OK, I haven't had time to get back to this, but I have something for you to ponder. Your intuition above is correct. Let's begin with this picture:

The dashed ball shows the strike after aiming the cue off center angle $$\displaystyle \theta$$ showing the object ball moving at angle $$\displaystyle \theta$$ as a result. The equation relating $$\displaystyle \theta$$ and $$\displaystyle \alpha$$ is $$\displaystyle \sin\alpha = (\frac d D -\cos\alpha)\tan\theta$$, where $$\displaystyle D=2r$$ is the diameter of the ball. This is nonlinear. The plot below shows what it looks like using pool ball radius 2.5 inches and distance between the balls 20 inches.

##### New member
Thanks again, LCKurtz. I'm trying to follow. Did you mean for the x values to show from 0 to 0.10? When looking at the y axis, I had first thought you were using radians because of the 0-1.4 range.

So this equation covers the nonlinear relationship between θ and α for the same distance and diameter, but was I correct in assuming that the relationship among all angles in the θ range (from 0 degrees to whatever the upper extreme becomes as θ drops and that range compresses) remains a linear one?

#### LCKurtz

##### Full Member
Both axes are in radians. The scales on the two axes are different so you can see the graph nicely. You can tell from the graph that the relationship between $$\displaystyle \theta$$ and $$\displaystyle \alpha$$ is nearly linear for small cue angles $$\displaystyle \theta$$. But for larger cue angles and more severe cut shots the angle $$\displaystyle \alpha$$ changes more dramatically (curved portion of the graph). And, of course, for large cue angles you miss the object ball (not shown in the graph).

Yes. Sorry for changing the $$\displaystyle \theta$$ angle. I didn't notice I had done that when preparing the drawings. I play pool a bit myself so I found it interesting too.
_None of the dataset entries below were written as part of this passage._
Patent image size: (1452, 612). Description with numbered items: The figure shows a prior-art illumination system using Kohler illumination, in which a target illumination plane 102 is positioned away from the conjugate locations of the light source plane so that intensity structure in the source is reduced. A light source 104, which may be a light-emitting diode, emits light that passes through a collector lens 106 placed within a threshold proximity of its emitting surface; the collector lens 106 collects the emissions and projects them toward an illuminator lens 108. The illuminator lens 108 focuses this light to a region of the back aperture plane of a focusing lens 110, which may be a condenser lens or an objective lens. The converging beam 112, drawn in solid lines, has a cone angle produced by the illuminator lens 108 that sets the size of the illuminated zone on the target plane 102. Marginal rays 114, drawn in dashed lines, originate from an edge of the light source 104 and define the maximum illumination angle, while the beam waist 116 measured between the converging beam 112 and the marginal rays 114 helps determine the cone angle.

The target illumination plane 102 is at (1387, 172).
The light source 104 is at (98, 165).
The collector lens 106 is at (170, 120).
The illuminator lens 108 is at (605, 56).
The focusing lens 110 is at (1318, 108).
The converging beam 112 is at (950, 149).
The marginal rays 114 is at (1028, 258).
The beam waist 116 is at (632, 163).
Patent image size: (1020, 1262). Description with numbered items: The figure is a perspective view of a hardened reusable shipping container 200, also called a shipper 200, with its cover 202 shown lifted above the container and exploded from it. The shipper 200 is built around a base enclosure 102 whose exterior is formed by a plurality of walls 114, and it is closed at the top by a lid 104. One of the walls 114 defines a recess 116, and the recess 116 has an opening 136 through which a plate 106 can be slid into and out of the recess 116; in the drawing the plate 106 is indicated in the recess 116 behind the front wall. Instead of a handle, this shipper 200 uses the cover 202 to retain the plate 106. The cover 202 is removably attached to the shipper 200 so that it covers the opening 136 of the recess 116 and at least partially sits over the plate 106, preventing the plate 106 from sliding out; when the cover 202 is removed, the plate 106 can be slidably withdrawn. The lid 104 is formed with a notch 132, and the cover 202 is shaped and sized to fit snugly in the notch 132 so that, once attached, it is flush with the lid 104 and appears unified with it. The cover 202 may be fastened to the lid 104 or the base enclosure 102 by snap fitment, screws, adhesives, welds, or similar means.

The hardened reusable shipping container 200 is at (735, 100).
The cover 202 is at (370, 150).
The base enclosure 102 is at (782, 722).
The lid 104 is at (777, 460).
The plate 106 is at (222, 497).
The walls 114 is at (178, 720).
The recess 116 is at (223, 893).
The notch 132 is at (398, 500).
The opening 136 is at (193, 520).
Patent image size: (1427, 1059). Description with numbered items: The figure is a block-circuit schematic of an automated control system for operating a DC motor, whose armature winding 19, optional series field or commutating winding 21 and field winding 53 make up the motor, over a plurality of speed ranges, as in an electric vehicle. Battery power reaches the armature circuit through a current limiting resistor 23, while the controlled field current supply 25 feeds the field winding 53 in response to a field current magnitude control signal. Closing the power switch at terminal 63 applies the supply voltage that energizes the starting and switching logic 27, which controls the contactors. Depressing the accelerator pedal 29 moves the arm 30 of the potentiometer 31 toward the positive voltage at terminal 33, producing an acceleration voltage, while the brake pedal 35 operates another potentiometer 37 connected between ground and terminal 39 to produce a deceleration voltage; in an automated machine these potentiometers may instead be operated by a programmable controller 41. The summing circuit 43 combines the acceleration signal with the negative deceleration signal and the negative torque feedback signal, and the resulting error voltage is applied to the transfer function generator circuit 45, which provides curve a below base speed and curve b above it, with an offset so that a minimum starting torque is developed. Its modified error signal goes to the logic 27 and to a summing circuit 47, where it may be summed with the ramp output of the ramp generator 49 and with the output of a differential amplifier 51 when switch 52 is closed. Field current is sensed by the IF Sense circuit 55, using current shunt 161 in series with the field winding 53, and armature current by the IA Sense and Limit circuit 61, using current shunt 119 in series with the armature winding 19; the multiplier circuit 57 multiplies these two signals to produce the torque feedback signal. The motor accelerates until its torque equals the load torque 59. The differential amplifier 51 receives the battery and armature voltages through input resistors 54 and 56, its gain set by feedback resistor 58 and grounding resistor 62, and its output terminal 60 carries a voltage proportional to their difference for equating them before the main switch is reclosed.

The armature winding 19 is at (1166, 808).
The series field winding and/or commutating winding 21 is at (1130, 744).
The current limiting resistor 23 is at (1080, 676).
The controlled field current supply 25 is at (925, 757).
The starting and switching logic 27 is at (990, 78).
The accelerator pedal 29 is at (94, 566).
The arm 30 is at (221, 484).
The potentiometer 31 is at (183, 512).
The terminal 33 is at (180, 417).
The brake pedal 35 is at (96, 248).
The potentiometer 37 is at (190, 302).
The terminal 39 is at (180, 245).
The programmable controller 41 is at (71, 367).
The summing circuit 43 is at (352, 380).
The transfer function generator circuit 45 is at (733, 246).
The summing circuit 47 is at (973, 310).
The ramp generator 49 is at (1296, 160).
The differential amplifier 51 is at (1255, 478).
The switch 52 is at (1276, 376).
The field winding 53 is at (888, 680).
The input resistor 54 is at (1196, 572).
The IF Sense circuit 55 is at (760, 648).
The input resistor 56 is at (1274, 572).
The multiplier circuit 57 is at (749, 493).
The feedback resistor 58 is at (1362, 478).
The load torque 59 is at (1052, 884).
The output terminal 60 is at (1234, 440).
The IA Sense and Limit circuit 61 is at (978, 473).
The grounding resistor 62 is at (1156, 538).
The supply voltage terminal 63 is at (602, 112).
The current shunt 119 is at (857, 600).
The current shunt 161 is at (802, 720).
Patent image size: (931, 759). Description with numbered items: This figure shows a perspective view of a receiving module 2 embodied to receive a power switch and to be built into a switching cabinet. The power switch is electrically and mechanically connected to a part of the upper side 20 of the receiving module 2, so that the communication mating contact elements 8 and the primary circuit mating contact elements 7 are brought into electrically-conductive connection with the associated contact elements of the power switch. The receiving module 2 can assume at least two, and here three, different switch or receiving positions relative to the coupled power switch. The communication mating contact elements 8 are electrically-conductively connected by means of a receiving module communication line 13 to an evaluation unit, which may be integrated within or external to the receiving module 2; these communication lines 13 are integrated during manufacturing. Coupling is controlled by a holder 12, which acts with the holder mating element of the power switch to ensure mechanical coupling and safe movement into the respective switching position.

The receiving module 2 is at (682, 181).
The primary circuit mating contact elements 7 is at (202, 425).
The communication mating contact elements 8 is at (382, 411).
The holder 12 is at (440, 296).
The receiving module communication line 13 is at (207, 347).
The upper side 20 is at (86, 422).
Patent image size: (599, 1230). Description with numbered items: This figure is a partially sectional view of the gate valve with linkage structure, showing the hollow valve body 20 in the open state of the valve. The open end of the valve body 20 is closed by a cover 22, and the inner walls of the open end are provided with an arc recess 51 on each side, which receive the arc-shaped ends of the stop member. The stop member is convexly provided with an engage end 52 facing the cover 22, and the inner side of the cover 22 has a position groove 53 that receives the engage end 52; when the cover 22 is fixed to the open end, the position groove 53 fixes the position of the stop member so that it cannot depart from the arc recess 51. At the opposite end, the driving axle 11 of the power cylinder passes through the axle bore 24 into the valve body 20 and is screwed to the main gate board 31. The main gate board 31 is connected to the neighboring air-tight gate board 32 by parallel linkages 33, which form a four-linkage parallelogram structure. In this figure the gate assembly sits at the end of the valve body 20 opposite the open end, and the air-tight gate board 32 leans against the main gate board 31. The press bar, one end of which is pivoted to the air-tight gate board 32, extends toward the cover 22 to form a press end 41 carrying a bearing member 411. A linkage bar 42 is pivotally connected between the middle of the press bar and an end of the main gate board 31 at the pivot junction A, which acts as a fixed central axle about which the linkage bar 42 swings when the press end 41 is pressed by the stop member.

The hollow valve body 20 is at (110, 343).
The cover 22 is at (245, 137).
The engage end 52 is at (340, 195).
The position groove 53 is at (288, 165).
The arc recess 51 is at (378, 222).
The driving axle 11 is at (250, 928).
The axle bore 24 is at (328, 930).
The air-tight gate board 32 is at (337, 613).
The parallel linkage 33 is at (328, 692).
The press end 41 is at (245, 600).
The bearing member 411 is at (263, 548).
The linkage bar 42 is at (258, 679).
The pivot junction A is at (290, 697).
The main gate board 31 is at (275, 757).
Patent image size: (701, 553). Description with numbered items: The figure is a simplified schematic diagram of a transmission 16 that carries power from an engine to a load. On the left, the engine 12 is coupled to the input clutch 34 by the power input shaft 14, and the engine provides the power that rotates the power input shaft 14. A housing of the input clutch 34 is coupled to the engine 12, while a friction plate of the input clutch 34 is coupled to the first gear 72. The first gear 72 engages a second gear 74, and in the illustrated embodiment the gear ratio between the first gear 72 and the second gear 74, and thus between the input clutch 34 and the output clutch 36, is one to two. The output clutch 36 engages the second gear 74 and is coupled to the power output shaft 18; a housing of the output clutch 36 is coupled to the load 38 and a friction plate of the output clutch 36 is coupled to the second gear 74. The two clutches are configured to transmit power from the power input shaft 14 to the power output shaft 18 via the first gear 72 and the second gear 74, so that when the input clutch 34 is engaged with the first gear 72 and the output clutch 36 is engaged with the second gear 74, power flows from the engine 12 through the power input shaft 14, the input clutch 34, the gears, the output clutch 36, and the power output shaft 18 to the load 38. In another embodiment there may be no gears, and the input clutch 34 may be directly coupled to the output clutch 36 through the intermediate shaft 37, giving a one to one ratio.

We calculated in the earlier post that the max value of $$\displaystyle \alpha$$, which I had earlier called $$\displaystyle \theta$$, is $$\displaystyle \alpha_{max} = \text{arccos}\left (\frac D d\right )$$. The max cue angle $$\displaystyle \theta$$ after which the cue ball misses the object ball is $$\displaystyle \theta_{max} = \frac \pi 2 - \alpha_{max} = \text{arcsin}\left ( \frac D d \right )$$. For our example where $$\displaystyle d=20$$ these come out $$\displaystyle \alpha_{max} = 83.54055018^\circ$$, $$\displaystyle \theta_{max} = 6.459449805^\circ$$ and sum to $$\displaystyle 89.99999998^\circ$$.